Toccando equilibri preesistenti bisogna tener conto di eventuali resistenze o timori per il cambiamento; queste resistenze non vanno sottovalutate, ma superate cercando di arrivare a soluzioni utili per tutti.

Per quanto riguarda il personale docente, quali sono le novità relative al reclutamento e alla carriera di professori e ricercatori?

A modificare lo status quo attuale non è tanto il decreto di delega, ma sono le norme nazionali, ossia la legge Gelmini. I cambiamenti che noi potremo introdurre a livello locale sono minimi; la delega ci offre comunque qualche spazio in più con la possibilità di attivare una figura di research professor, che va però negoziata con il Ministero. In questo momento è ancora troppo presto per poter dire quali saranno le caratteristiche di questa figura e come si raccorderà con la normativa nazionale.
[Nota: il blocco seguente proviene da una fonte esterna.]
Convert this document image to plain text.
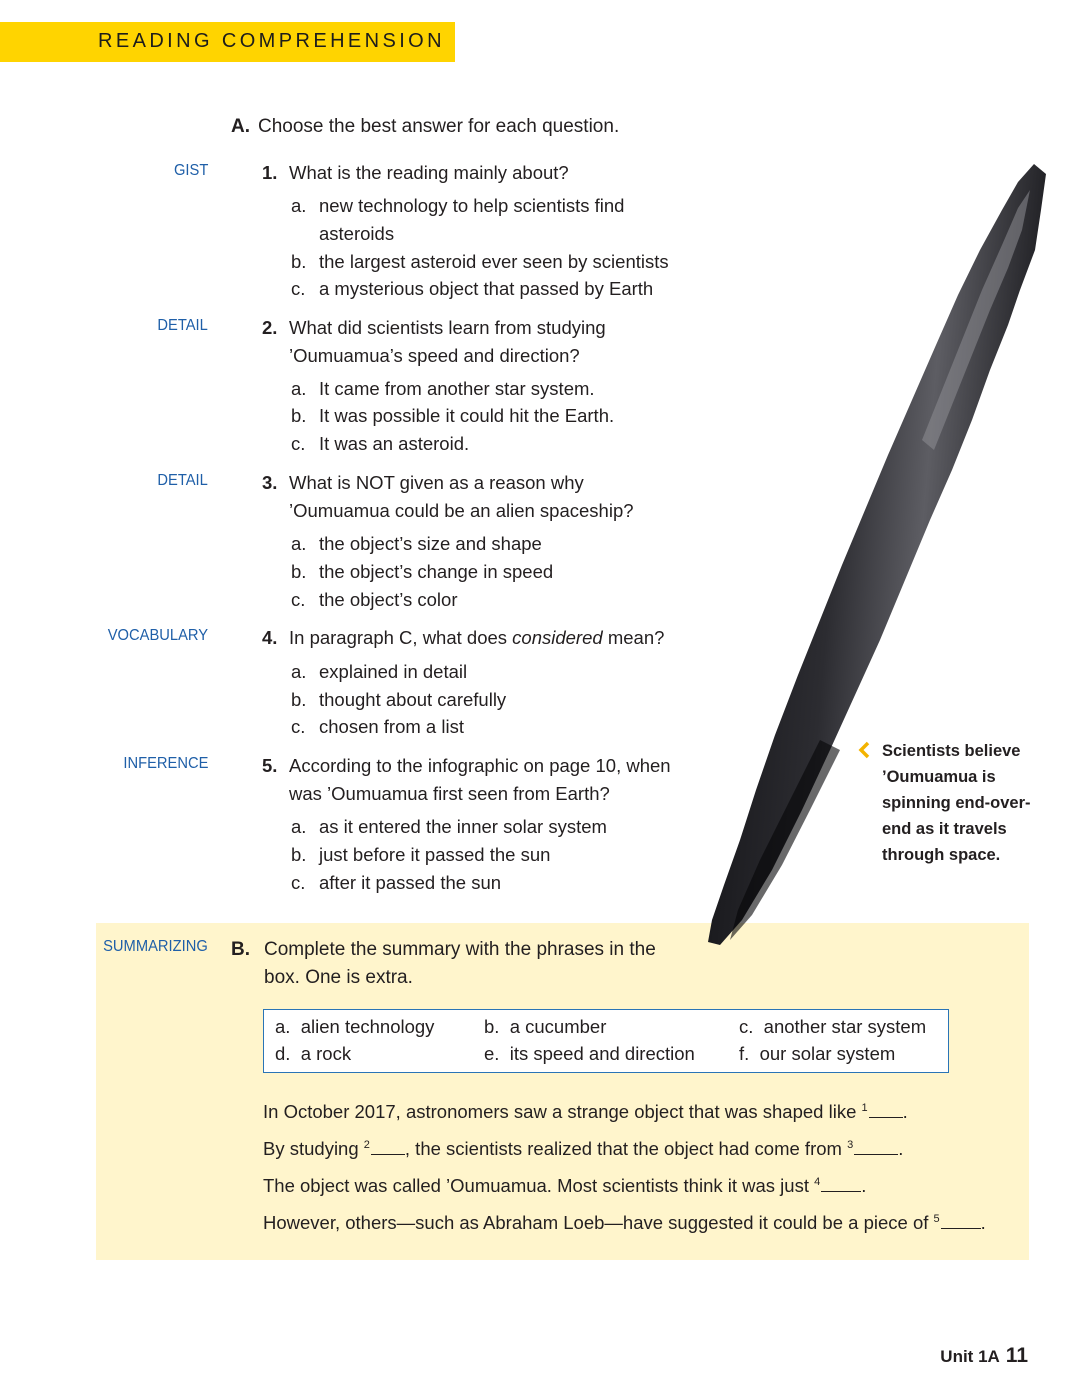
READING COMPREHENSION
A. Choose the best answer for each question.
GIST	1. What is the reading mainly about?
a. new technology to help scientists find asteroids
b. the largest asteroid ever seen by scientists
c. a mysterious object that passed by Earth
DETAIL	2. What did scientists learn from studying ’Oumuamua’s speed and direction?
a. It came from another star system.
b. It was possible it could hit the Earth.
c. It was an asteroid.
DETAIL	3. What is NOT given as a reason why ’Oumuamua could be an alien spaceship?
a. the object’s size and shape
b. the object’s change in speed
c. the object’s color
VOCABULARY	4. In paragraph C, what does considered mean?
a. explained in detail
b. thought about carefully
c. chosen from a list
INFERENCE	5. According to the infographic on page 10, when was ’Oumuamua first seen from Earth?
a. as it entered the inner solar system
b. just before it passed the sun
c. after it passed the sun
Scientists believe ’Oumuamua is spinning end-over-end as it travels through space.
SUMMARIZING B. Complete the summary with the phrases in the box. One is extra.
a. alien technology	b. a cucumber	c. another star system
d. a rock	e. its speed and direction f. our solar system
In October 2017, astronomers saw a strange object that was shaped like $^1$ .
By studying $^2$ , the scientists realized that the object had come from $^3$ .
The object was called ’Oumuamua. Most scientists think it was just $^4$ .
However, others—such as Abraham Loeb—have suggested it could be a piece of $^5$ .
Unit 1A 11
Ci saranno dei cambiamenti per il personale tecnico-amministrativo?

Non penso a cambiamenti particolarmente significativi, poiché non siamo un’università in crisi da riformare, ma un ateneo che funziona bene e continuerà sulle linee già intraprese. Ovviamente ci saranno dei cambiamenti dovuti all’unificazione delle strutture di didattica e ricerca che coinvolgeranno anche il personale tecnico-amministrativo.

È previsto un ampliamento del ruolo dell’ateneo in materia di diritto allo studio?

Auspico che nell’ambito della legge che sarà discussa in Provincia nei prossimi mesi questo tema venga affrontato. Oggi c’è una separazione tra università e Opera universitaria, l’ente per il diritto allo studio, che aveva un senso in passato, quando l’Opera faceva riferimento alla Provincia mentre l’università faceva riferimento allo Stato. Oggi la Provincia è il principale erogatore di finanziamenti di entrambe le istituzioni. Ci sono, però, alcuni aspetti delicati legati al fatto che l’Opera svolge un’assistenza a studenti trentini che frequentano un’università diversa dall’Università di Trento. È un aspetto che può essere gestito e ritengo auspicabile, anche a livello operativo, un maggiore raccordo tra le due istituzioni tenendo presente prima di tutto l’utente finale, ossia lo studente.

Pensa che la strada intrapresa dall’Università di Trento possa rappresentare un modello nuovo da imitare?

Non sta a me dire se noi rappresentiamo un modello da imitare. Credo sia importante in un momento di grave crisi economica e di specifica crisi del sistema universitario nazionale - una crisi quest’ultima che dura ormai da molti anni - sperimentare vie alternative rispetto agli approcci standard del nostro Paese e ritengo che questa sperimentazione sia possibile per molti atenei. Evidentemente è difficile trasferire la nostra esperienza ad atenei di grandi dimensioni, perché alcune problematiche e interazioni cambiano strutturalmente. Probabilmente alcune delle esperienze portate avanti a Trento potrebbero essere utili anche per altri, come è già avvenuto a livello della riforma Gelmini che si è ispirata, in parte, a sperimentazioni che erano state attuate dal nostro ateneo.